Last modified: Thursday, October 15, 2009

From A-bombs to Imaginariums, Oppenheimer is focus of book tour, Monday colloquium

FOR IMMEDIATE RELEASE
Oct. 15, 2009

BLOOMINGTON, Ind. -- Award-winning science writer and University of Southern California Annenberg School of Journalism professor KC Cole will speak here Monday (Oct. 19) about her new biographical memoir of atomic bomb developer Frank Oppenheimer.

Cole will discuss Something Incredibly Wonderful Happens: Frank Oppenheimer and the World He Made Up, which has been described as a love story about physics and what it means to be human.

KC Cole

Award-winning science writer KC Cole will speak about her former mentor Frank Oppenheimer during a special IU Department of Physics colloquium Monday (Oct. 19).

The special colloquium entitled "The Uncle of the Atom Bomb: Frank Oppenheimer and the World He Made Up" is being hosted by the IU College of Arts and Sciences' Department of Physics. The public event gets underway at 4 p.m. in Room 122 of the IU Chemistry Building.

Cole, a long time science writer for the Los Angeles Times who was a friend and colleague of Oppenheimer's for years, has drawn from letters, documents and extensive interviews to write a very personal story of a man whose irrepressible spirit would go on to inspire so many.

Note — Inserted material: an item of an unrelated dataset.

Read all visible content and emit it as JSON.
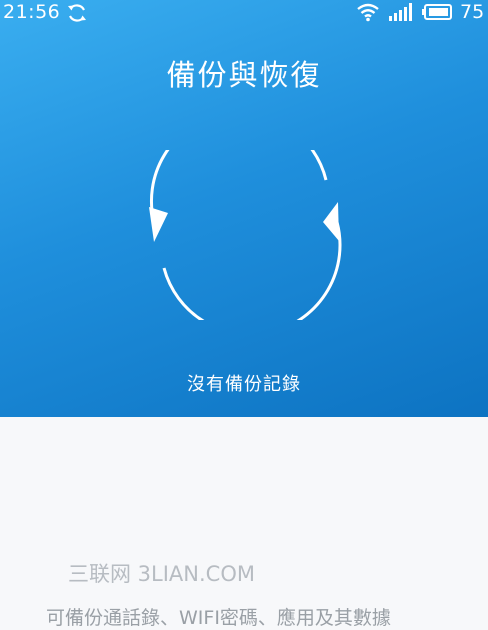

Oppenheimer helped create enough enriched uranium to build the first atomic bomb but was then exiled from physics for his leftist views. After 10 years as a rancher and high school teacher he then went on to create The Exploratorium in San Francisco, a new kind of museum dedicated to unstructured exploration and discovery. It was, and still is, a place where science, art, perception and technology are parts of one magical whole, Cole said.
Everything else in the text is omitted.